Generali approached MetLife earlier in 2019 with an offer to buy up most of its underperforming European business, but talks that dragged on for over six months were dampened by management changes at MetLife, with a new boss coming into the organisation in May.
Reuters’ sources still maintain that Generali is interested in buying MetLife’s European portfolio, including operations in Britain, France, Italy and eastern Europe, and would pay a pretty penny to do so, but no agreement has been reached so far. The same sources stated that the price and structure of the deal were the key issues and while Generali had done its due diligence on all the MetLife divisions, with plans to buy most of the operations – including those in Greece and Poland – MetLife was reluctant to sell its entire European portfolio without a compelling price.
Representatives at Generali and MetLife declined to comment, though sources say that MetLife leadership emailed staff in late November to clarify that there were no live discussions with Generali.
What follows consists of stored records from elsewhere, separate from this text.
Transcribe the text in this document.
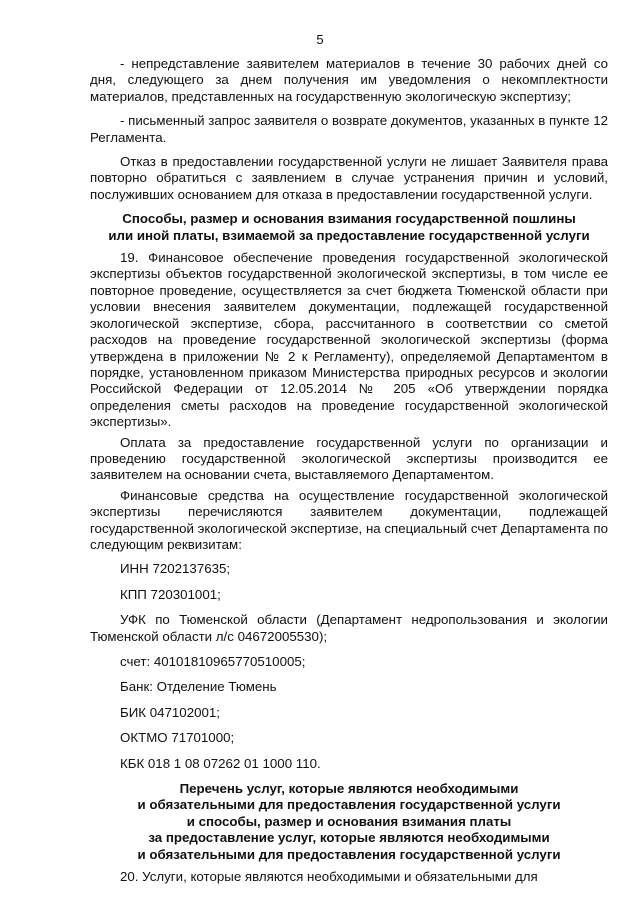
5

- непредставление заявителем материалов в течение 30 рабочих дней со дня, следующего за днем получения им уведомления о некомплектности материалов, представленных на государственную экологическую экспертизу;

- письменный запрос заявителя о возврате документов, указанных в пункте 12 Регламента.

Отказ в предоставлении государственной услуги не лишает Заявителя права повторно обратиться с заявлением в случае устранения причин и условий, послуживших основанием для отказа в предоставлении государственной услуги.

Способы, размер и основания взимания государственной пошлины
или иной платы, взимаемой за предоставление государственной услуги

19. Финансовое обеспечение проведения государственной экологической экспертизы объектов государственной экологической экспертизы, в том числе ее повторное проведение, осуществляется за счет бюджета Тюменской области при условии внесения заявителем документации, подлежащей государственной экологической экспертизе, сбора, рассчитанного в соответствии со сметой расходов на проведение государственной экологической экспертизы (форма утверждена в приложении № 2 к Регламенту), определяемой Департаментом в порядке, установленном приказом Министерства природных ресурсов и экологии Российской Федерации от 12.05.2014 № 205 «Об утверждении порядка определения сметы расходов на проведение государственной экологической экспертизы».

Оплата за предоставление государственной услуги по организации и проведению государственной экологической экспертизы производится ее заявителем на основании счета, выставляемого Департаментом.

Финансовые средства на осуществление государственной экологической экспертизы перечисляются заявителем документации, подлежащей государственной экологической экспертизе, на специальный счет Департамента по следующим реквизитам:

ИНН 7202137635;

КПП 720301001;

УФК по Тюменской области (Департамент недропользования и экологии Тюменской области л/с 04672005530);

счет: 40101810965770510005;

Банк: Отделение Тюмень

БИК 047102001;

ОКТМО 71701000;

КБК 018 1 08 07262 01 1000 110.

Перечень услуг, которые являются необходимыми
и обязательными для предоставления государственной услуги
и способы, размер и основания взимания платы
за предоставление услуг, которые являются необходимыми
и обязательными для предоставления государственной услуги

20. Услуги, которые являются необходимыми и обязательными для
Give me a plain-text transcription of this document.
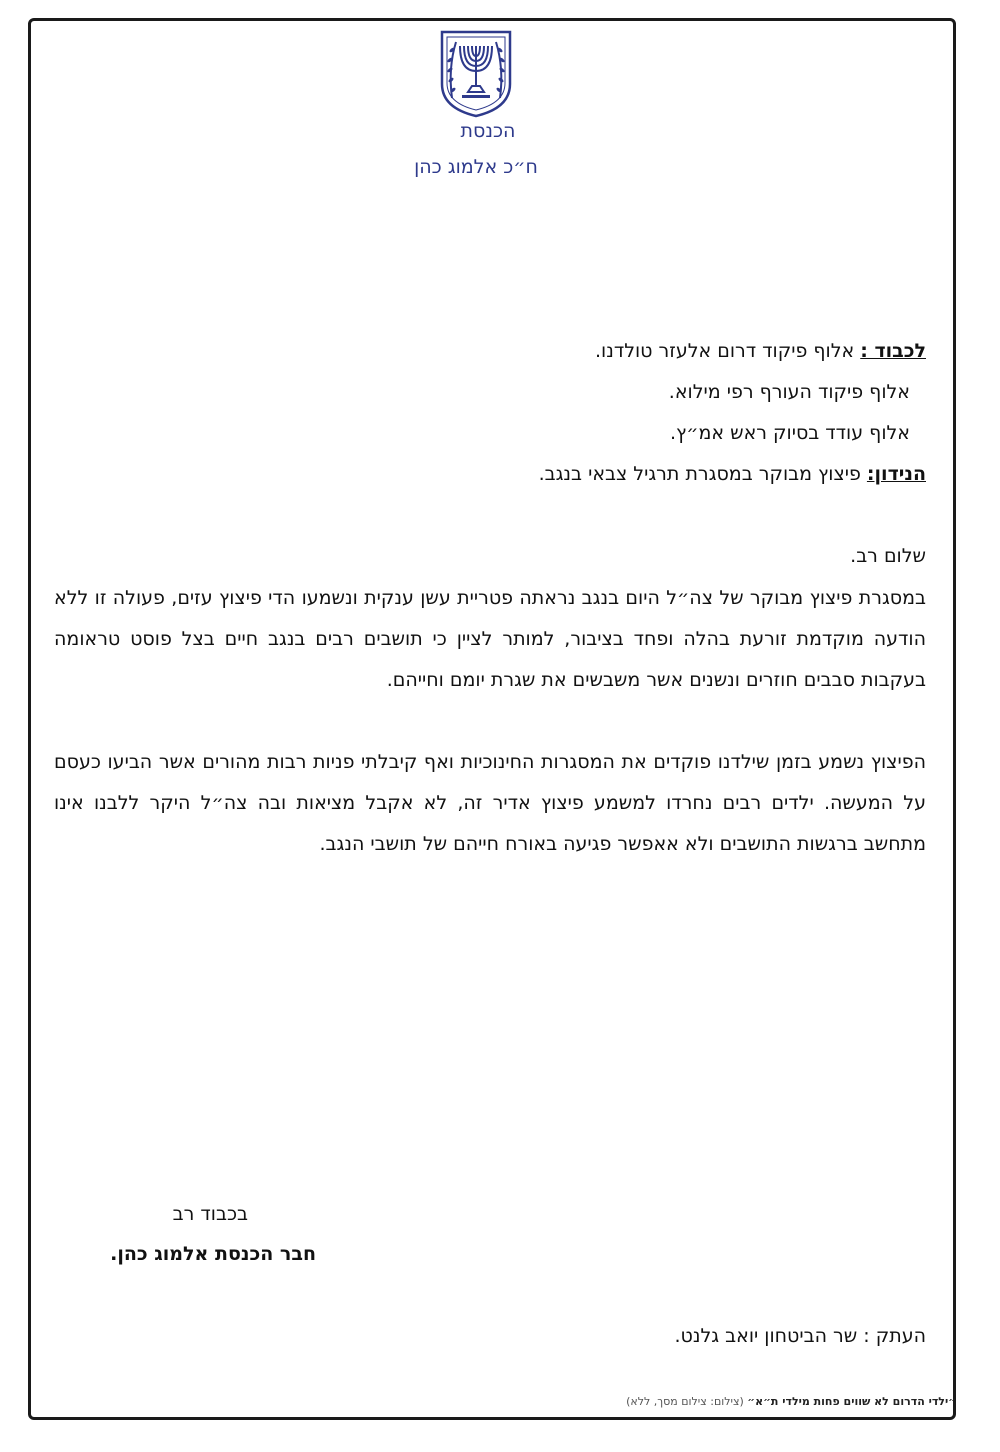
הכנסת
ח״כ אלמוג כהן
לכבוד : אלוף פיקוד דרום אלעזר טולדנו.
אלוף פיקוד העורף רפי מילוא.
אלוף עודד בסיוק ראש אמ״ץ.
הנידון: פיצוץ מבוקר במסגרת תרגיל צבאי בנגב.
שלום רב.
במסגרת פיצוץ מבוקר של צה״ל היום בנגב נראתה פטריית עשן ענקית ונשמעו הדי פיצוץ עזים, פעולה זו ללא הודעה מוקדמת זורעת בהלה ופחד בציבור, למותר לציין כי תושבים רבים בנגב חיים בצל פוסט טראומה בעקבות סבבים חוזרים ונשנים אשר משבשים את שגרת יומם וחייהם.
הפיצוץ נשמע בזמן שילדנו פוקדים את המסגרות החינוכיות ואף קיבלתי פניות רבות מהורים אשר הביעו כעסם על המעשה. ילדים רבים נחרדו למשמע פיצוץ אדיר זה, לא אקבל מציאות ובה צה״ל היקר ללבנו אינו מתחשב ברגשות התושבים ולא אאפשר פגיעה באורח חייהם של תושבי הנגב.
בכבוד רב
חבר הכנסת אלמוג כהן.
העתק : שר הביטחון יואב גלנט.
״ילדי הדרום לא שווים פחות מילדי ת״א״ (צילום: צילום מסך, ללא)
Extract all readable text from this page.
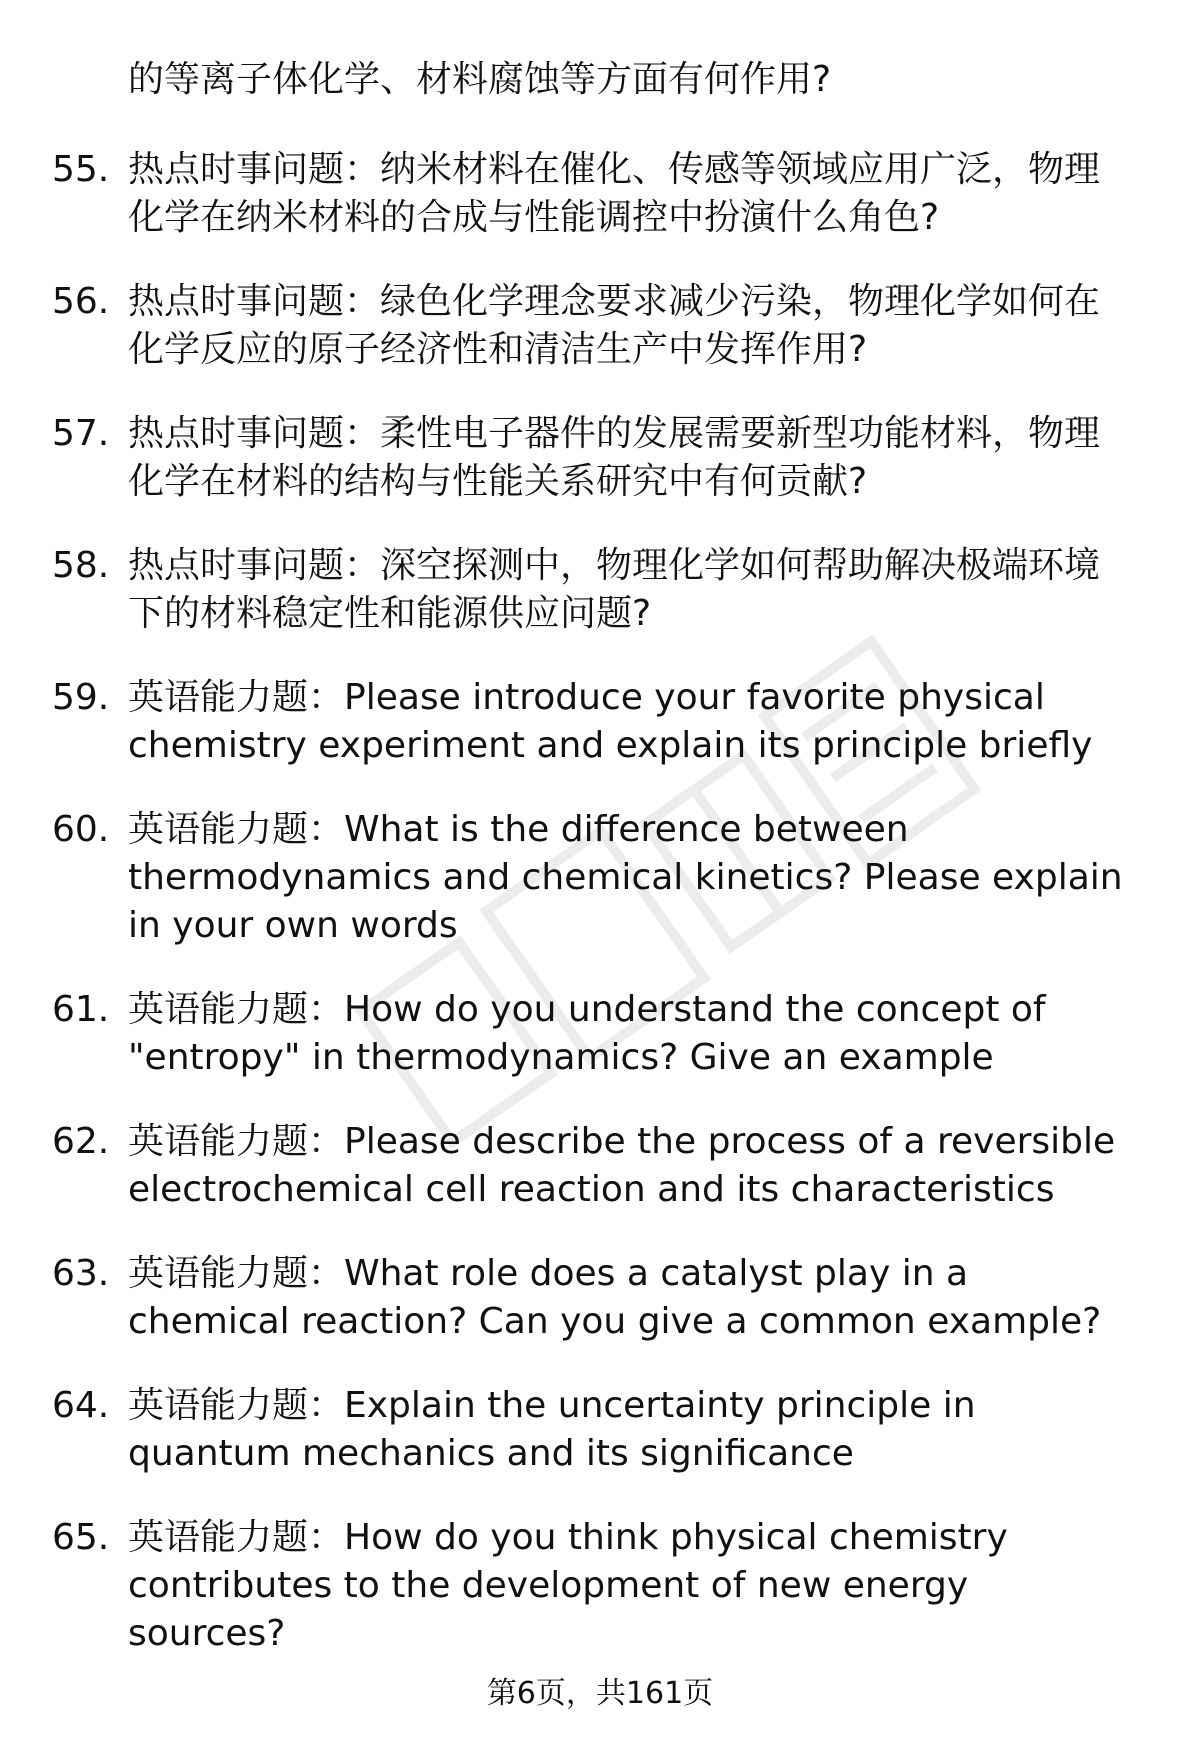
的等离子体化学、材料腐蚀等方面有何作用?

55. 热点时事问题：纳米材料在催化、传感等领域应用广泛，物理化学在纳米材料的合成与性能调控中扮演什么角色?
56. 热点时事问题：绿色化学理念要求减少污染，物理化学如何在化学反应的原子经济性和清洁生产中发挥作用?
57. 热点时事问题：柔性电子器件的发展需要新型功能材料，物理化学在材料的结构与性能关系研究中有何贡献?
58. 热点时事问题：深空探测中，物理化学如何帮助解决极端环境下的材料稳定性和能源供应问题?
59. 英语能力题：Please introduce your favorite physical chemistry experiment and explain its principle briefly
60. 英语能力题：What is the difference between thermodynamics and chemical kinetics? Please explain in your own words
61. 英语能力题：How do you understand the concept of "entropy" in thermodynamics? Give an example
62. 英语能力题：Please describe the process of a reversible electrochemical cell reaction and its characteristics
63. 英语能力题：What role does a catalyst play in a chemical reaction? Can you give a common example?
64. 英语能力题：Explain the uncertainty principle in quantum mechanics and its significance
65. 英语能力题：How do you think physical chemistry contributes to the development of new energy sources?
第6页，共161页
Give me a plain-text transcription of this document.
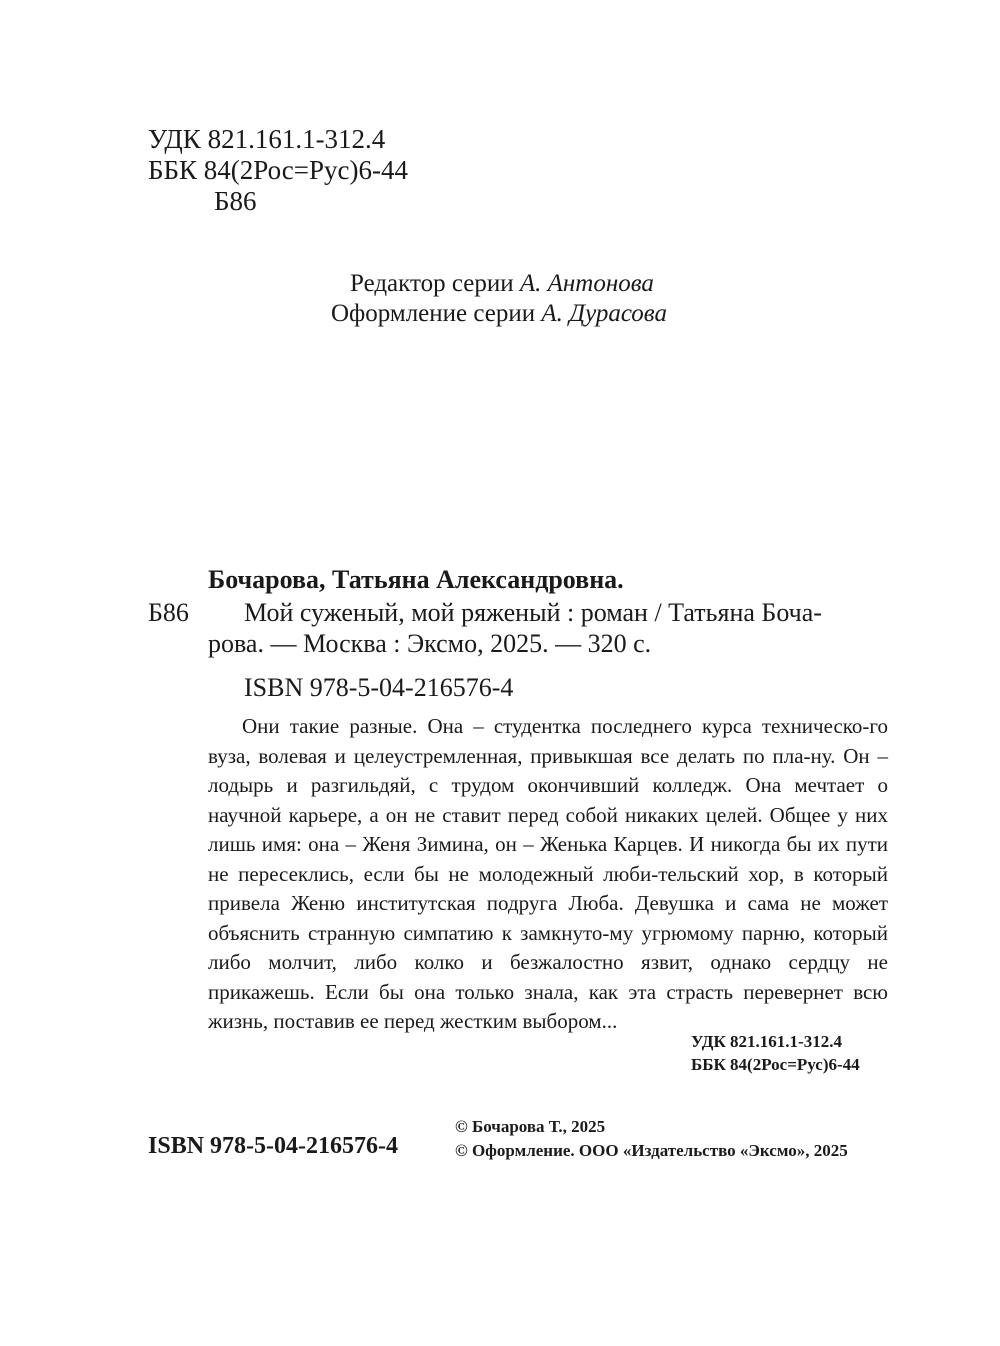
УДК 821.161.1-312.4
ББК 84(2Рос=Рус)6-44
Б86
Редактор серии А. Антонова
Оформление серии А. Дурасова
Бочарова, Татьяна Александровна.
Б86 Мой суженый, мой ряженый : роман / Татьяна Боча-
рова. — Москва : Эксмо, 2025. — 320 с.
ISBN 978-5-04-216576-4

Они такие разные. Она – студентка последнего курса техническо-го вуза, волевая и целеустремленная, привыкшая все делать по пла-ну. Он – лодырь и разгильдяй, с трудом окончивший колледж. Она мечтает о научной карьере, а он не ставит перед собой никаких целей. Общее у них лишь имя: она – Женя Зимина, он – Женька Карцев. И никогда бы их пути не пересеклись, если бы не молодежный люби-тельский хор, в который привела Женю институтская подруга Люба. Девушка и сама не может объяснить странную симпатию к замкнуто-му угрюмому парню, который либо молчит, либо колко и безжалостно язвит, однако сердцу не прикажешь. Если бы она только знала, как эта страсть перевернет всю жизнь, поставив ее перед жестким выбором...

УДК 821.161.1-312.4
ББК 84(2Рос=Рус)6-44
ISBN 978-5-04-216576-4
© Бочарова Т., 2025
© Оформление. ООО «Издательство «Эксмо», 2025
Another source familiar with Generali’s strategy told Reuters that the company was still considering buying MetLife’s businesses, but would only return to the negotiation table after its annual results are released on March 14, 2020.
Generali has around US$3.31 billion set aside for acquisitions, and CEO Philippe Donnet is considering several dossiers, according to a source cited by Reuters. The insurer wants to grow its footprint in specific European countries to help drive earnings after taking a step back from non-core markets, such as Belgium and the Netherlands, in 2018.